Compare "Alice in Wonderland" to "Hamlet".

  1. Look through the 50 (or so) most over-represented words in Alice in Wonderland. Do these words surprise you? Do the over-represented words follow a particular pattern?

  2. Repeat for the 50 (or so) most under-represented words in Alice in Wonderland. Do these words surprise you? Do the under-represented words follow a particular pattern? Is the set of under-represented words more or less surprising (to you) than the over-represented words? Do they follow the same pattern as the over-represented words?

  3. Look at the words that are somewhat equally represented in Alice in Wonderland and Hamlet. Do these words surprise you? Do they follow a particular pattern?

  4. Repeat the three questions above but this time compare two books written by the same author (Austen, Chesterton, and Shakespeare each have multiple books in that directory). Are the patterns the same or different?

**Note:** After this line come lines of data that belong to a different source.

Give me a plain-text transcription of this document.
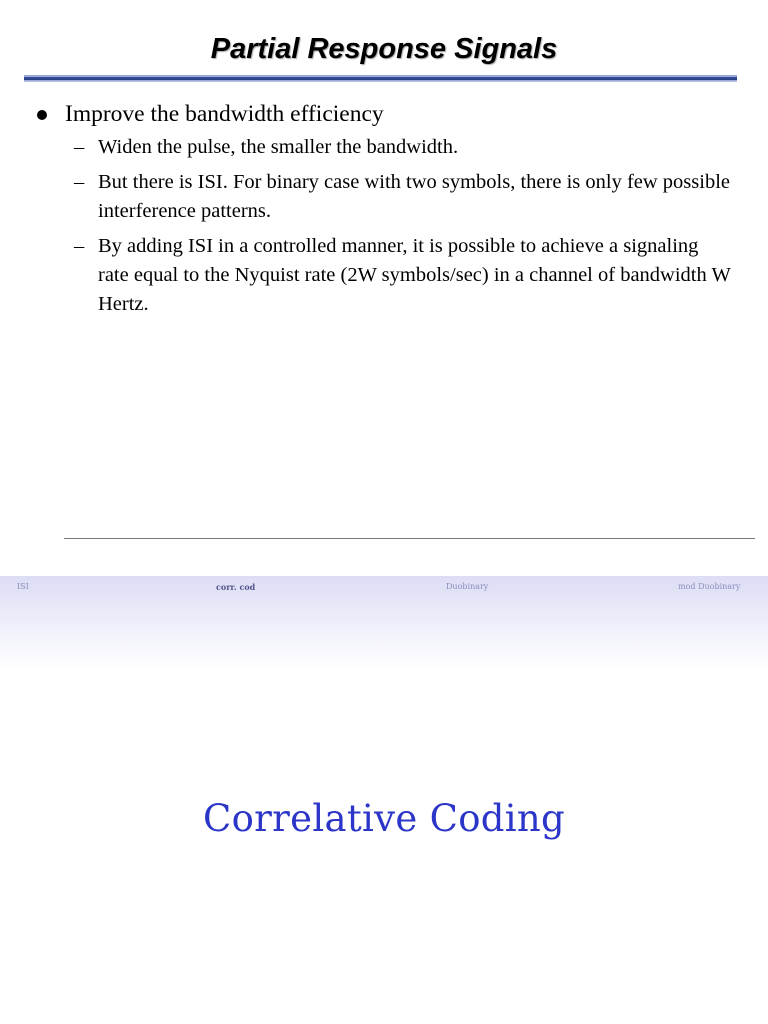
Partial Response Signals
Improve the bandwidth efficiency
– Widen the pulse, the smaller the bandwidth.
– But there is ISI. For binary case with two symbols, there is only few possible interference patterns.
– By adding ISI in a controlled manner, it is possible to achieve a signaling rate equal to the Nyquist rate (2W symbols/sec) in a channel of bandwidth W Hertz.
ISI	corr. cod	Duobinary	mod Duobinary
Correlative Coding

Now we’ll compare all three of Shakespeare’s plays (in that directory) to the entire Google ngrams counts. That should give us a sense of the kind of words that Shakespeare used that are different than other book authors. To do that without uncompressing your ngrams counts file, you’ll need to do something like this (assuming your Shakespeare counts are in shakespeare.txt and your compressed google counts are in /scratch/user1/all_sorted.txt.gz)

$ python3 logodds.py shakespeare.txt <(gzcat /scratch/user1/all_sorted.txt.gz )

This may a minute or so depending on your implementation. There are a lot of words in the ngrams corpus. This will also generate a lot of output, so you should save the output to a file in your /scratch directory. Do not check this output file into your repository!

  1. Re-answer questions 13, 14 and 15 with this new output.

  2. OPTIONAL: Repeat this for any other texts that interest you and report your results.

How to turn in your solutions

Edit the README.md file that we provided to answer each of the questions and add any discussion you think we’d like to know about.

Be sure to commit and push all changes to your python files.

If you think it would be helpful, use asciinema to record a terminal session and include it your README.md. See Lab 1 for a reminder of how to use asciinema.